Well, as I'm sitting here at 6:30, waiting to get tired enough to sleep, I'm totally going to bitch to every reviewer that reviews music games: What are you thinking?
Firstly, you're horribly misinformed about almost every game you've been playing. I think the tipping point was Xplay calling beatmania a rip-off of Guitar Hero. To the uninitiated, beatmania has been out since 1998 in Japanese arcades and essentially set the standard for every music game you see before you today, from DDR to the mighty Guitar Hero. The entire "pick a song/difficulty" archetype comes directly from this game, and 99.9% of people in the US don't even know it exists. Pity.
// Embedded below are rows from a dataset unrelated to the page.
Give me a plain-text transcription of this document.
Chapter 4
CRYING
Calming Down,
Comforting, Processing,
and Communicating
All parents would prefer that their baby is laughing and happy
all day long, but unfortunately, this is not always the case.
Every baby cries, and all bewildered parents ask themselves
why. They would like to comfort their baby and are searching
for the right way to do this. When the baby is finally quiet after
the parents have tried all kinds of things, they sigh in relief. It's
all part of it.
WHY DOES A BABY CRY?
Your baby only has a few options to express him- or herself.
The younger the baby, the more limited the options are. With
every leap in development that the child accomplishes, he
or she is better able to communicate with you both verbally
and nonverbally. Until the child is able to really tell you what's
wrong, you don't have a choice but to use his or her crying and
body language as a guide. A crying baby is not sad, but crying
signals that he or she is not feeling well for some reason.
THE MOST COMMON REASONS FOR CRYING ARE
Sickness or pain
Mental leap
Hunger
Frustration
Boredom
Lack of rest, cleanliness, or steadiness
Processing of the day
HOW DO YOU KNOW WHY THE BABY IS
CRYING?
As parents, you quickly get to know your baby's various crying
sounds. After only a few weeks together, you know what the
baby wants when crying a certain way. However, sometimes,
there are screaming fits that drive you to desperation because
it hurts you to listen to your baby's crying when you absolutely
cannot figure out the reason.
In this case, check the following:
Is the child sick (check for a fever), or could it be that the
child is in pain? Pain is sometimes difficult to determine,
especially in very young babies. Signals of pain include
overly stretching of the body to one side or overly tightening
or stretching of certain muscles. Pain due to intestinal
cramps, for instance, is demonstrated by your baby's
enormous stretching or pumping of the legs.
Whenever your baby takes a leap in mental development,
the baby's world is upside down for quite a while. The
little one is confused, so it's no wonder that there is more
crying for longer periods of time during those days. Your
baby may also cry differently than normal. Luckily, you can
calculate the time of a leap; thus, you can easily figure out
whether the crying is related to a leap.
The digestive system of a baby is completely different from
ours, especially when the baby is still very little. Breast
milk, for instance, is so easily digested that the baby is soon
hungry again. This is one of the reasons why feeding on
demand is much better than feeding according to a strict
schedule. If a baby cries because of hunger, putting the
But at this point, I have to redirect my anger back from the residents of the US(You know who you are), to the reviewers. Many of these fine fellows are singing the praises of Rock Band due to its "innovation", yet to anyone that's been to a decent arcade in the past... oh... 8 years, should have noticed a little something called "Guitar Freaks and Drummania". Now, I'll admit that this is a silly Japanese game that is full of Japanny songs, with Japanny words, and Japanny everything else. I don't expect everyone out there to enjoy such a game, since it is incredibly chock-full of Japan, but some people need to get their facts straight: There is very, very, very little innovation left in the entire musical game genre that hasn't been played out to death in the past 10 years. Christ, we've had maracas, keyboards, 2 types of drums, 2 types of guitars, dancing with hands and feet, turntables of all sorts, and... christ, I could go on forever.
The point is: There is nothing innovative about music games anymore. Nothing. Guitar Hero essentially stole the entire gameplay of Guitar Freaks, added 2 extra buttons and a whammy bar. This is not innovation. Rock Band has been played in Japanese arcades(Minus the vocals, because who the shit wants to sing in a noisy arcade?) for years in the form of sessioned Guitar Freaks and Drummania cabinets. Therefore, Rock Band is not innovative. Frankly, I wouldn't even care if it was some douchebag on the street claiming these things, but these are paid reviewers that can't seem to do a lick of research to get their facts straight.
Bottom line: Anything that involves hitting scrolling things to music? Not innovative at all. Fun? Sure. But not innovative.